Drei Tote bei Streit um einen Hund in Westafrika

Ausland
17.04.2008 22:59
Ein Hund hat in Guinea-Bissau in Westafrika einen tödlichen Streit innerhalb der Polizei ausgelöst und drei Menschen das Leben gekostet. Das Tier war in Bissau, der Hauptstadt der portugiesischen Ex-Kolonie, von Passanten verprügelt worden. Wie die portugiesische Nachrichtenagentur Lusa am Mittwoch berichtete, schoss sein Herrchen, ein Beamter der Kriminalpolizei, mit seiner Waffe in die Menge, um sie auseinanderzutreiben.

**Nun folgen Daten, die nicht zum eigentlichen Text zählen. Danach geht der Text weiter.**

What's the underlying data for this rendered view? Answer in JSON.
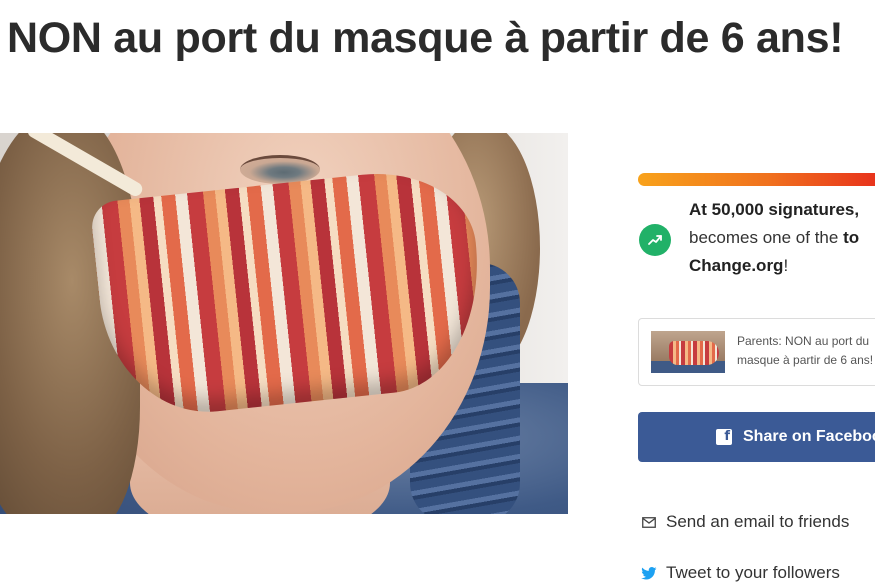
{
  "petition": {
    "title": "NON au port du masque à partir de 6 ans!"
  },
  "sidebar": {
    "progress_color_start": "#f8a21b",
    "progress_color_end": "#e8341c",
    "goal": {
      "prefix": "At 50,000 signatures,",
      "middle": "becomes one of the",
      "bold_tail": "to",
      "site": "Change.org",
      "suffix": "!"
    },
    "preview": {
      "text": "Parents: NON au port du masque à partir de 6 ans!"
    },
    "facebook_button": {
      "label": "Share on Facebook",
      "color": "#3b5a96"
    },
    "email_link": {
      "label": "Send an email to friends",
      "icon": "envelope-icon"
    },
    "tweet_link": {
      "label": "Tweet to your followers",
      "icon": "twitter-bird-icon",
      "color": "#1da1f2"
    }
  },
  "colors": {
    "goal_icon": "#21b168"
  }
}
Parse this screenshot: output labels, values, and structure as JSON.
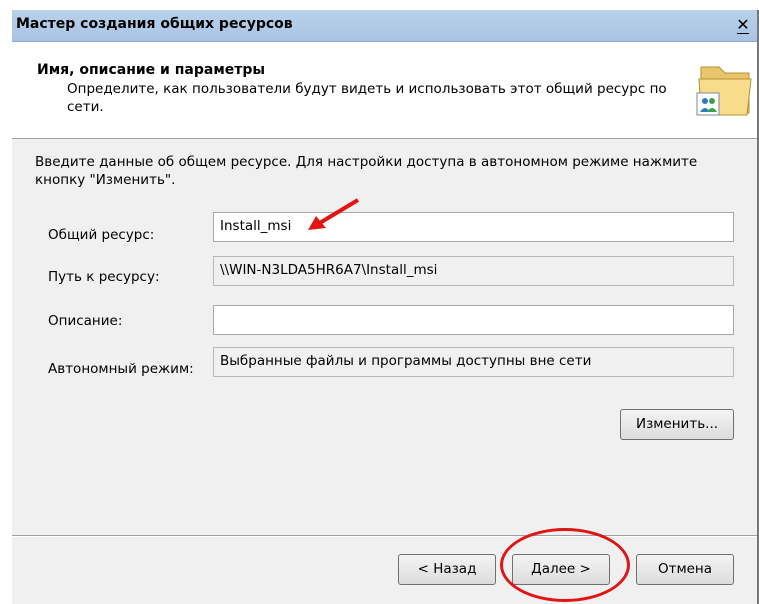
{
  "window": {
    "title": "Мастер создания общих ресурсов",
    "close_glyph": "✕"
  },
  "header": {
    "title": "Имя, описание и параметры",
    "description": "Определите, как пользователи будут видеть и использовать этот общий ресурс по сети.",
    "icon": "shared-folder-icon"
  },
  "form": {
    "intro": "Введите данные об общем ресурсе. Для настройки доступа в автономном режиме нажмите кнопку \"Изменить\".",
    "share_name_label": "Общий ресурс:",
    "share_name_value": "Install_msi",
    "path_label": "Путь к ресурсу:",
    "path_value": "\\\\WIN-N3LDA5HR6A7\\Install_msi",
    "description_label": "Описание:",
    "description_value": "",
    "offline_label": "Автономный режим:",
    "offline_value": "Выбранные файлы и программы доступны вне сети",
    "change_button": "Изменить..."
  },
  "footer": {
    "back_button": "< Назад",
    "next_button": "Далее >",
    "cancel_button": "Отмена"
  },
  "annotations": {
    "color": "#e01515"
  }
}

Dabei tötete er zwei Menschen, darunter einen Beamten der Schutzpolizei. Der Kriminalpolizist wurde von seinen Kollegen festgenommen.

Kurz darauf stürmten mehr als 20 Schutzpolizisten das Kriminalkommissariat, um ihren Kollegen zu rächen. Sie verwüsteten Arrestzellen, ließen Gefangene frei und entführten den Todesschützen. Er wurde später tot gefunden. Seine Leiche zeigte Foltermerkmale.

Justizministerin Carmelita Pires kündigte an, die Regierung werde solche Racheakte nicht mehr dulden.